Diatas semua itu, film ini memberikan penonton gambaran bagaimana struktur sosial kita bersikap terhadap para penyandang disabilitas.
Tokoh ayah yang merupakan seorang difabel dituduh melakukan kesalahan untuk kemudian dihakimi secara sepihak oleh aparat dan dimasukkan kedalam sel penjara.
Tanpa belas kasihan mereka memperlakukan tokoh ayah sebagaimana mereka memperlakukan narapidana lain yang memiliki fisik normal.

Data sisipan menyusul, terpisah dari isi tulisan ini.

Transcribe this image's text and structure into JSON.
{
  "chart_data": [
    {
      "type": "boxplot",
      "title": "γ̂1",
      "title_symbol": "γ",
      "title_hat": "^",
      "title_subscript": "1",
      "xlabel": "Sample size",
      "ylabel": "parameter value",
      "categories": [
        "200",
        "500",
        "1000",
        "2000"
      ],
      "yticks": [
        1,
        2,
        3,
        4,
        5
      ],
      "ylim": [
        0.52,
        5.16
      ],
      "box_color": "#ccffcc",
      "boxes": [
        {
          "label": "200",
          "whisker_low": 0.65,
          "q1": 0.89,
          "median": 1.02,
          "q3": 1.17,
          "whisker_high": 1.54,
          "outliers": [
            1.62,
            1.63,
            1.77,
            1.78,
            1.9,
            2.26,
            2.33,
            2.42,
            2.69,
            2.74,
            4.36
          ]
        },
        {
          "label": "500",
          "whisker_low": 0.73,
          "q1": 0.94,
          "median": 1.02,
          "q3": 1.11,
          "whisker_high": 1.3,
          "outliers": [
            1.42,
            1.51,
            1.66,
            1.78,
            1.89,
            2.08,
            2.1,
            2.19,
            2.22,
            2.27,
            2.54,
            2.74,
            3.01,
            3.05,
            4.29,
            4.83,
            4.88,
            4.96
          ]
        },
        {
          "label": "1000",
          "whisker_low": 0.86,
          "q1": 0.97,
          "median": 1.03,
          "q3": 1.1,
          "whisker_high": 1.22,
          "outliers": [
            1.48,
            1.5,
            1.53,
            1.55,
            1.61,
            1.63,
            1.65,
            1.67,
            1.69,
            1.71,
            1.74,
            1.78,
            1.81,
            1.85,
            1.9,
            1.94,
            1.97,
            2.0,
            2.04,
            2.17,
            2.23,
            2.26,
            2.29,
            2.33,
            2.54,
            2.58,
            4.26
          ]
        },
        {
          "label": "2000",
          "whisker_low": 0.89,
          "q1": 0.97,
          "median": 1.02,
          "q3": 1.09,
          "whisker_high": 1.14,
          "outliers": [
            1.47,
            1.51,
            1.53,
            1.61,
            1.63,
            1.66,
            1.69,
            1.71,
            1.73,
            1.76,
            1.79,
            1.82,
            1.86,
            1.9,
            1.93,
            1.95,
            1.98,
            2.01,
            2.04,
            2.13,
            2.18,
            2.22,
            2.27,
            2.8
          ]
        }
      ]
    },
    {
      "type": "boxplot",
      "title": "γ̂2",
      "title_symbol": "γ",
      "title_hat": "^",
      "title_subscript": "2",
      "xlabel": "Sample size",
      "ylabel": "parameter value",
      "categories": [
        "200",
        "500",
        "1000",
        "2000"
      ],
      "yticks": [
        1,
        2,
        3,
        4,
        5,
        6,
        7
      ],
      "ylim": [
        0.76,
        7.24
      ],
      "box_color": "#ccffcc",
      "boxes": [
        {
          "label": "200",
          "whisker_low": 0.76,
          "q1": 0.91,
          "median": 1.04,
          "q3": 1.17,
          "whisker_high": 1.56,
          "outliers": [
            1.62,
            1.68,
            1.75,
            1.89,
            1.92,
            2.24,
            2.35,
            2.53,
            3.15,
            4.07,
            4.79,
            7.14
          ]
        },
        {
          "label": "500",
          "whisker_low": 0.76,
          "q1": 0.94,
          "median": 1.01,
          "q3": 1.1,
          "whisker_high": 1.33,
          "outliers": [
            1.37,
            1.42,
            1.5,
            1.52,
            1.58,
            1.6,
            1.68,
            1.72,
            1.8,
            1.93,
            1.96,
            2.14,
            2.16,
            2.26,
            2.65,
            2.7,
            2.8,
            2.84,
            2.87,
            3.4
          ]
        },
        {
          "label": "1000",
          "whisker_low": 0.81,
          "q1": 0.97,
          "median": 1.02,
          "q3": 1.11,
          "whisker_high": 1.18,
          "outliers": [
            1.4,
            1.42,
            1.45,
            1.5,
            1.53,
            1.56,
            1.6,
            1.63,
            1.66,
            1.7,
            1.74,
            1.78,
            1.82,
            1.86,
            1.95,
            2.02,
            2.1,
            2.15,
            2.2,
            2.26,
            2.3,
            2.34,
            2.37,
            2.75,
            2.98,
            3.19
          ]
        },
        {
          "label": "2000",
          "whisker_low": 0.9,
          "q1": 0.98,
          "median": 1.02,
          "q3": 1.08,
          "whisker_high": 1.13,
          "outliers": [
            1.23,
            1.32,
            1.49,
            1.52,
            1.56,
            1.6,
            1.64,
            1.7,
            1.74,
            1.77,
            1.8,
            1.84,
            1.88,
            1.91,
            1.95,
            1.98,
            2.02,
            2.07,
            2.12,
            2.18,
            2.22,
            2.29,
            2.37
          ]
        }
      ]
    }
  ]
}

Irioni yang diharapkan dapat membuat masyarakat paham bahwa meskipun para penyandang disabilitas punya hak yang sama, tidak berarti mereka juga harus diperlakukan dengan cara yang sama.
Hal-hal di atas tentu akan menjadi sama sekali berbeda jika rumah produksi memilih untuk menggunakan aktor yang memang di dunia nyata juga merupakan seorang penyandang disabilitas.
Meski proses produksinya tentu tidak akan semudah Ketika mereka menggunakan aktor non-difabel.
Tetapi stigma semacam ini yang membuat para penyandang disabilitas dinilai tidak layak, atau jika tidak terlalu frontal menyebut tidak akan pernah layak untuk menjadi seorang aktor film.
Pada kenyataanya mereka punya kemampuan untuk itu, hanya kepercayaan lah yang tidak atau belum pernah mereka dapatkan.
Maka para produser, rumah produksi, dan orang-orang yang bekerja dalam industri perfilman harus mulai menggali lebih dalam tentang dunia disabilitas, jika benar-benar ingin mengangkat tema ini dan menyampaikan pesannya secara komprehensif dan universal.
Hal tersebut bisa dimulai dengan memberdayakan teman-teman kita yang memiliki kebutuhan khusus untuk dilatih menjadi orang-orang yang tidak hanya bisa berakting, tetapi juga mampu menyampaikan pesan-pesan dari para penyandang disabilitas dengan polos dan tanpa bersandiwara.